WHO WINS / WHO LOSES

Who Wins

  • Industrial and commercial power users if delivery improves
  • Gas suppliers through improved payment discipline
  • Transmission infrastructure contractors
  • Investors in grid and metering solutions
  • Distribution companies if energy flow stabilises

Who Loses

  • Diesel and off-grid self-generation providers over time
  • Inefficient GenCos relying on scarcity pricing
  • Distribution firms unable to reduce technical losses
  • Consumers if tariff reforms outpace subsidy targeting

POLICY SIGNALS

  1. Nigeria’s power narrative is shifting from generation deficit to grid constraint.
  2. Transmission investment is emerging as the sector’s highest priority.
  3. Tariff reform is being repositioned as a market stabilisation tool.
  4. Asset optimisation is replacing pure capacity expansion.
  5. Payment discipline in the gas-to-power chain is improving but fragile.

INVESTOR SIGNAL

For investors, the message is cautiously constructive. If the focus on stranded capacity recovery and grid reinforcement translates into measurable delivery gains, the power sector’s risk profile could gradually improve.

Opportunities are likely to concentrate in transmission infrastructure, smart metering, and gas supply assurance rather than greenfield generation alone.

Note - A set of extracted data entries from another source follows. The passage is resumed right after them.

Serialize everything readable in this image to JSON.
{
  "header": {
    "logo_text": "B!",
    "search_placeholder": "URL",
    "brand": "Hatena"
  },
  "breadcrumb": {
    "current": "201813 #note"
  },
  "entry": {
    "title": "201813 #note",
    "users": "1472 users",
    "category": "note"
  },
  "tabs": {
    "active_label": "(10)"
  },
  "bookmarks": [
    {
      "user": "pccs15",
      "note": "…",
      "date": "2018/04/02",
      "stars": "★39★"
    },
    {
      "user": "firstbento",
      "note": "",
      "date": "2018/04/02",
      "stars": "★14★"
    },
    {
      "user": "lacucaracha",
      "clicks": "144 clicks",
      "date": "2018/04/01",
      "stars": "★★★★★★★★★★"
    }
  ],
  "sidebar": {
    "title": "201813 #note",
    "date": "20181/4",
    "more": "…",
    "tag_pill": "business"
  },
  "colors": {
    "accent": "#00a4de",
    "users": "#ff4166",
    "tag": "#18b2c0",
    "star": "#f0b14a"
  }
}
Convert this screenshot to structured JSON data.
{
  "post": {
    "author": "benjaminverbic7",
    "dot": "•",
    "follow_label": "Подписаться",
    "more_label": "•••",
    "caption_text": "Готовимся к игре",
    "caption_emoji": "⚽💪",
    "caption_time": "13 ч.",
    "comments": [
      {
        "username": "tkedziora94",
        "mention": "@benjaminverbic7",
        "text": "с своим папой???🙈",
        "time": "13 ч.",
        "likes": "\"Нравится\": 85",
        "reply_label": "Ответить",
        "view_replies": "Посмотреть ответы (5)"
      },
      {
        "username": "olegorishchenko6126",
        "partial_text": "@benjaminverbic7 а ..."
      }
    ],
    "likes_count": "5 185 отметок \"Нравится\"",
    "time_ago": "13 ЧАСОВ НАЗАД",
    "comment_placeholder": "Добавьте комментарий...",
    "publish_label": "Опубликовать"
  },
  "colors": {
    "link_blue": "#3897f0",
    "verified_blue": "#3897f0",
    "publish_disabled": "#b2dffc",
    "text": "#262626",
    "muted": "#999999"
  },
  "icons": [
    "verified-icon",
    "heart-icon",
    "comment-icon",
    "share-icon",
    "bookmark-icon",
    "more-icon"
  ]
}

However, investors will demand evidence of sustained cash flow discipline across the value chain before committing large-scale capital.

The sector is showing early signs of structural rebalancing, but bankability is not yet fully restored.

RISK RADAR

  • Transmission expansion lag
  • Distribution bottlenecks and technical losses
  • Tariff reform political resistance
  • Gas supply and payment discipline volatility
  • Coordination failure across power value chain
  • Funding gaps for grid modernisation
  • Execution slippage on stranded capacity recovery

Bottom line: Adighije’s strategy correctly diagnoses Nigeria’s electricity constraint as a grid problem rather than a generation shortage, but the credibility of the reset will depend on whether transmission upgrades, tariff discipline, and market coordination advance fast enough to unlock the country’s large pool of stranded power.